Ein Strand in Indonesien. Um Nina Arisandy herum sollte Wasser sein – aber da ist vor allem: Müll. Die Wurzeln der Mangroven sind verdeckt mit Müll. Chipstüten, Keksverpackungen und vieles mehr. Dreck aus den Wohlstandsstaaten. Der Müll landet bei Flut am Strand, und was darauf zu lesen ist sind die Logos der großen Unternehmen Unilever, Procter & Gamble oder Nestlé. Und oft sind es auch deutsche Schriftzüge.
Dabei helfen wir alle doch nun wirklich bei der Mülltrennung. Gelber Sack, Papiermüll, Dosenrecycling. Aber es ist eben vor allem zu viel Müll. Viel zu viel Müll. Die Plastikreste verseuchen unsere Meere.

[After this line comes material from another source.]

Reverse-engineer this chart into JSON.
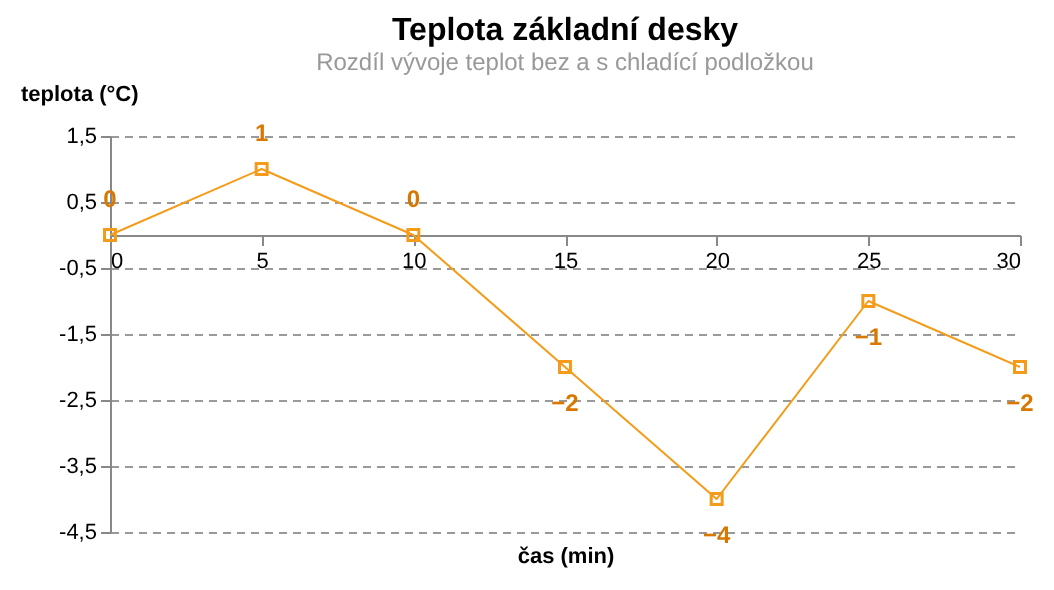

Im Ersten lief am späten Montagabend die eindrückliche Doku “Die Recyclinglüge”. Sie zeigte, was vor vielleicht immer mal wieder ahnen, aber einfach nicht wahrhaben wollen. Von dem Kram, den wir im Gelben Sack sammeln, werden gerade mal 7 Prozent wiederverwertet. 7 Prozent.
Aus den Augen, aus dem Sinn, aber in Ländern wie Indonesien taucht unser Müll eben dann doch wieder auf und verpestet dort die Umwelt.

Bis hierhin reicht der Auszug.